The final narrative, titled “The New Life of Unemployed Couples on the Wild Island,” chronicles the experiences of a couple, Shi Deguo and Cui Jinxiu. The story unfolds after an unfortunate turn of events when they were impacted by waves of layoffs in Northeast China in 1998. Subsequently, the couple made the unconventional choice to live on an island, and the account delved into the challenges and transformations that marked their new life around the bend of the Songhua River. Artist Liu remarked, “In the last part of my film, I portrayed their lives on this small island in a more abstract manner; I didn’t depict their lives in a very realistic and specific way. I wanted to convey warm and hopeful emotions like reminiscing past times or memories because their love story was for big picture films or epic novels.”
Q&A
Q: What is the philosophy behind the production of the series of documentaries, especially considering this style of contemporary art challenges the boundaries between reality and imagination?

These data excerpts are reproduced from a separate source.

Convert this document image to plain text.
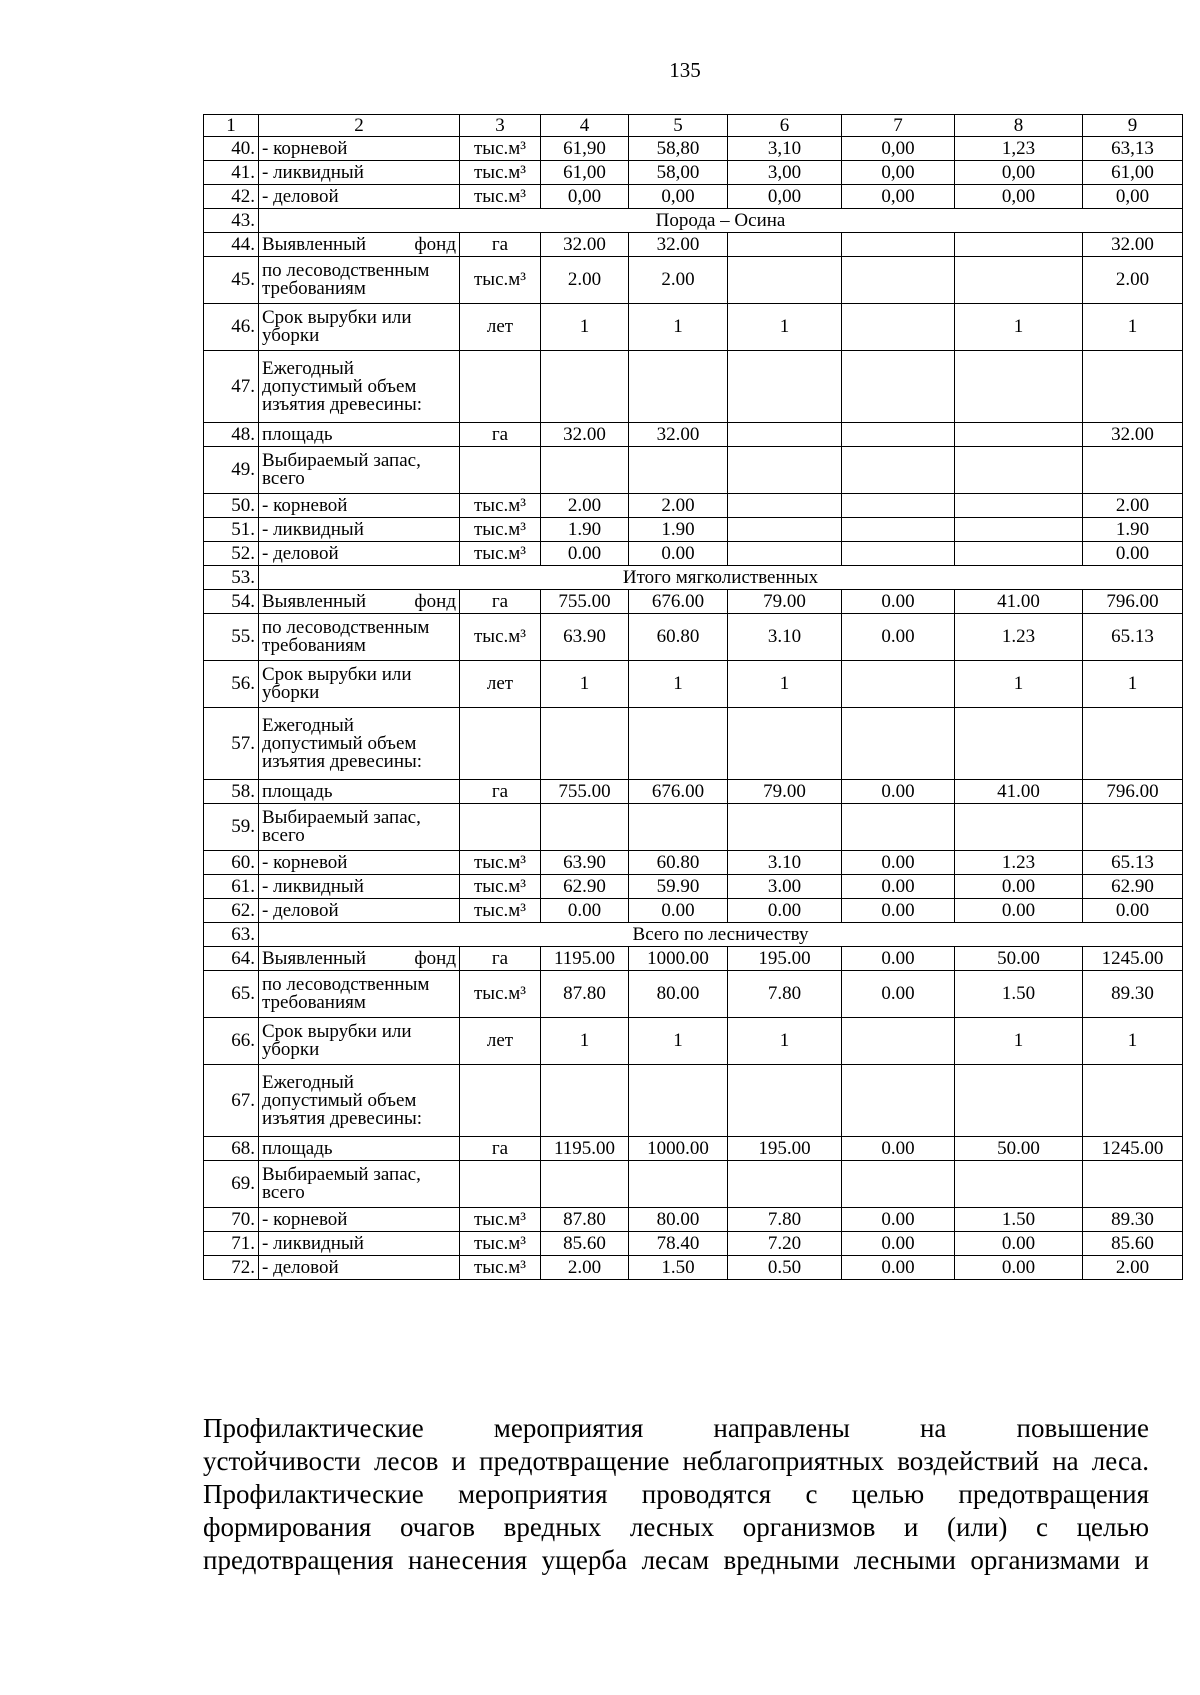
135
1	2	3	4	5	6	7	8	9
40.	- корневой	тыс.м³	61,90	58,80	3,10	0,00	1,23	63,13
41.	- ликвидный	тыс.м³	61,00	58,00	3,00	0,00	0,00	61,00
42.	- деловой	тыс.м³	0,00	0,00	0,00	0,00	0,00	0,00
43.	Порода – Осина							
44.	Выявленный фонд	га	32.00	32.00				32.00
45.	по лесоводственным требованиям	тыс.м³	2.00	2.00				2.00
46.	Срок вырубки или уборки	лет	1	1	1		1	1
47.	Ежегодный допустимый объем изъятия древесины:							
48.	площадь	га	32.00	32.00				32.00
49.	Выбираемый запас, всего							
50.	- корневой	тыс.м³	2.00	2.00				2.00
51.	- ликвидный	тыс.м³	1.90	1.90				1.90
52.	- деловой	тыс.м³	0.00	0.00				0.00
53.	Итого мягколиственных							
54.	Выявленный фонд	га	755.00	676.00	79.00	0.00	41.00	796.00
55.	по лесоводственным требованиям	тыс.м³	63.90	60.80	3.10	0.00	1.23	65.13
56.	Срок вырубки или уборки	лет	1	1	1		1	1
57.	Ежегодный допустимый объем изъятия древесины:							
58.	площадь	га	755.00	676.00	79.00	0.00	41.00	796.00
59.	Выбираемый запас, всего							
60.	- корневой	тыс.м³	63.90	60.80	3.10	0.00	1.23	65.13
61.	- ликвидный	тыс.м³	62.90	59.90	3.00	0.00	0.00	62.90
62.	- деловой	тыс.м³	0.00	0.00	0.00	0.00	0.00	0.00
63.	Всего по лесничеству							
64.	Выявленный фонд	га	1195.00	1000.00	195.00	0.00	50.00	1245.00
65.	по лесоводственным требованиям	тыс.м³	87.80	80.00	7.80	0.00	1.50	89.30
66.	Срок вырубки или уборки	лет	1	1	1		1	1
67.	Ежегодный допустимый объем изъятия древесины:							
68.	площадь	га	1195.00	1000.00	195.00	0.00	50.00	1245.00
69.	Выбираемый запас, всего							
70.	- корневой	тыс.м³	87.80	80.00	7.80	0.00	1.50	89.30
71.	- ликвидный	тыс.м³	85.60	78.40	7.20	0.00	0.00	85.60
72.	- деловой	тыс.м³	2.00	1.50	0.50	0.00	0.00	2.00

Профилактические мероприятия направлены на повышение

устойчивости лесов и предотвращение неблагоприятных воздействий на леса.

Профилактические мероприятия проводятся с целью предотвращения

формирования очагов вредных лесных организмов и (или) с целью

предотвращения нанесения ущерба лесам вредными лесными организмами и
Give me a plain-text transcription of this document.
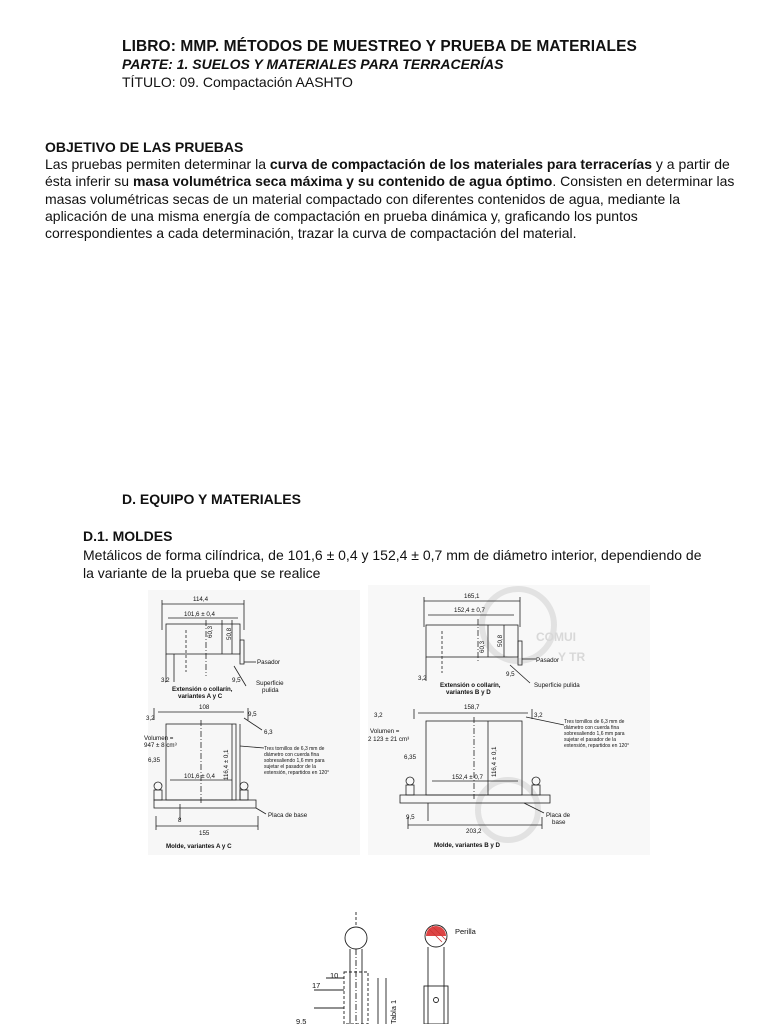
LIBRO: MMP. MÉTODOS DE MUESTREO Y PRUEBA DE MATERIALES
PARTE: 1. SUELOS Y MATERIALES PARA TERRACERÍAS
TÍTULO: 09. Compactación AASHTO
OBJETIVO DE LAS PRUEBAS
Las pruebas permiten determinar la curva de compactación de los materiales para terracerías y a partir de ésta inferir su masa volumétrica seca máxima y su contenido de agua óptimo. Consisten en determinar las masas volumétricas secas de un material compactado con diferentes contenidos de agua, mediante la aplicación de una misma energía de compactación en prueba dinámica y, graficando los puntos correspondientes a cada determinación, trazar la curva de compactación del material.
D. EQUIPO Y MATERIALES
D.1. MOLDES
Metálicos de forma cilíndrica, de 101,6 ± 0,4 y 152,4 ± 0,7 mm de diámetro interior, dependiendo de la variante de la prueba que se realice
114,4
101,6 ± 0,4
60,3 50,8
Pasador
3,2	9,5 Superficie
pulida
Extensión o collarín,
variantes A y C
108
9,5
3,2
6,3
Volumen =
947 ± 8 cm³
6,35	116,4 ± 0,1
Tres tornillos de 6,3 mm de
diámetro con cuerda fina
sobresaliendo 1,6 mm para
sujetar el pasador de la
extensión, repartidos en 120°
101,6 ± 0,4
8
Placa de base
155
Molde, variantes A y C
COMUI
Y TR
165,1
152,4 ± 0,7
60,3 50,8
Pasador
3,2
9,5
Superficie pulida
Extensión o collarín,
variantes B y D
158,7
3,2	3,2
Volumen =
2 123 ± 21 cm³
6,35	116,4 ± 0,1
Tres tornillos de 6,3 mm de
diámetro con cuerda fina
sobresaliendo 1,6 mm para
sujetar el pasador de la
extensión, repartidos en 120°
152,4 ± 0,7
9,5	Placa de
base
203,2
Molde, variantes B y D
Perilla
17
10
9,5	Tabla 1
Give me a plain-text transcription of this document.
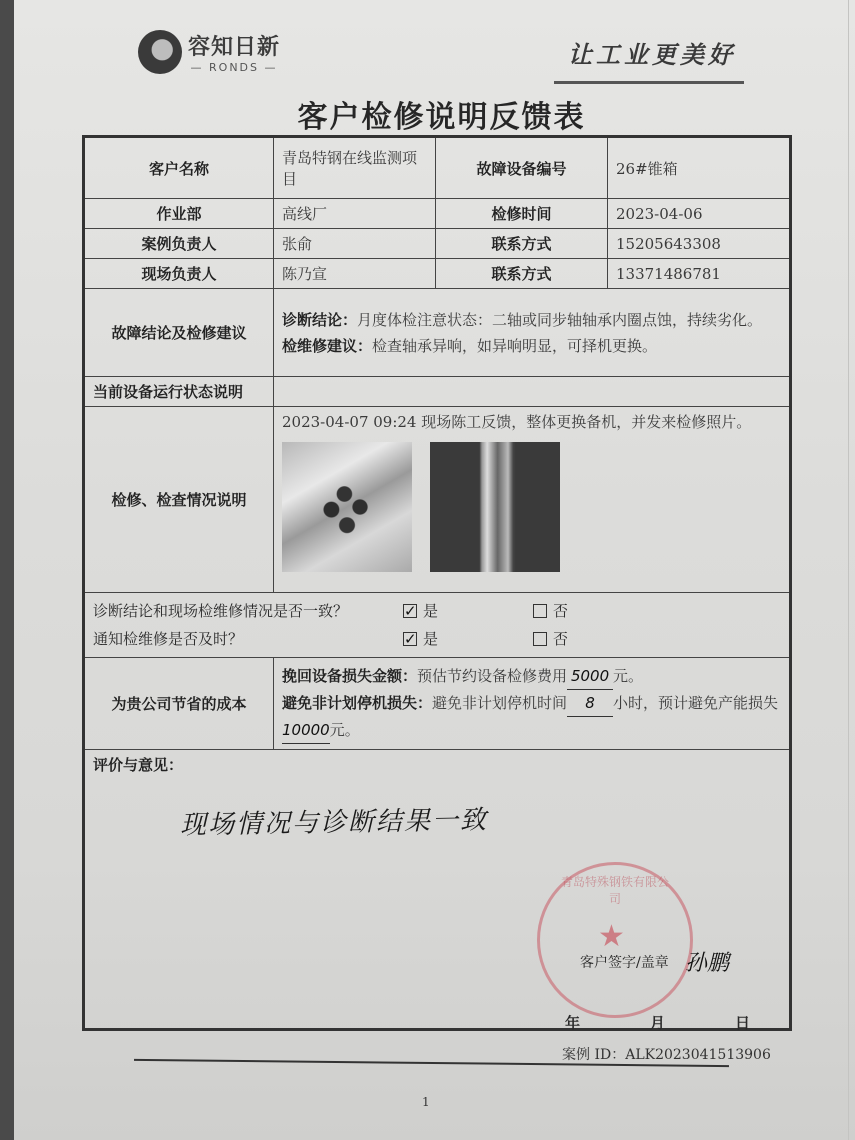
容知日新
— RONDS —	让工业更美好
客户检修说明反馈表
客户名称	青岛特钢在线监测项目	故障设备编号	26#锥箱
作业部	高线厂	检修时间	2023-04-06
案例负责人	张俞	联系方式	15205643308
现场负责人	陈乃宣	联系方式	13371486781
故障结论及检修建议	诊断结论：月度体检注意状态：二轴或同步轴轴承内圈点蚀，持续劣化。
检维修建议：检查轴承异响，如异响明显，可择机更换。		

当前设备运行状态说明			
检修、检查情况说明	2023-04-07 09:24 现场陈工反馈，整体更换备机，并发来检修照片。		

诊断结论和现场检维修情况是否一致？ ✓	是	否
通知检维修是否及时？ ✓	是	否

为贵公司节省的成本	挽回设备损失金额：预估节约设备检修费用 5000 元。
避免非计划停机损失：避免非计划停机时间 8 小时，预计避免产能损失10000元。		

评价与意见：
现场情况与诊断结果一致
青岛特殊钢铁有限公司
★
客户签字/盖章 孙鹏
年	月	日
案例 ID：ALK2023041513906
1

A: My intention transcends presenting reality. As a contemporary artist, I believe my job is to present an imaginary world; I could say that I reflect the world through my art. The fictional aspects and the reality are pretty distinct concerning my practice in the different localities I have traversed and documented. Xinjiang offers a more interesting outlook of the fictional layers of reality because many realities are at play and presented by way of fiction. This, however, differs from the more reality-based clips I filmed in Northeastern China. Besides, I have no training in anthropology, but I have read several pieces of literature to gain a deeper understanding of the field and how anthropologists think about exploring unknown environments. This venture has enabled me to realize the necessity of finding a connection between the (fictional) spirit world and myself.
Q: How has the concept of the “outsider gaze” impacted your encounter with the subjects and the production process of the documentaries, which focuses on exploring unfamiliar communities and understanding the unknown?
A: My filming process is usually very long. I always start filming from a landscape point of view as it gives ample room to encounter many subjects and characters. Nonetheless, as a Han Chinese artist working in several minority communities, ethnic issues almost always arise owing to cultural differences. My approach has always been to talk to the people about my intentions, keep a safe distance from their private lives, bear gifts, and show respect for the local values, customs, and traditions. Also, I always show the people the clips after I finish producing them. This effort allows me to listen to their feedback.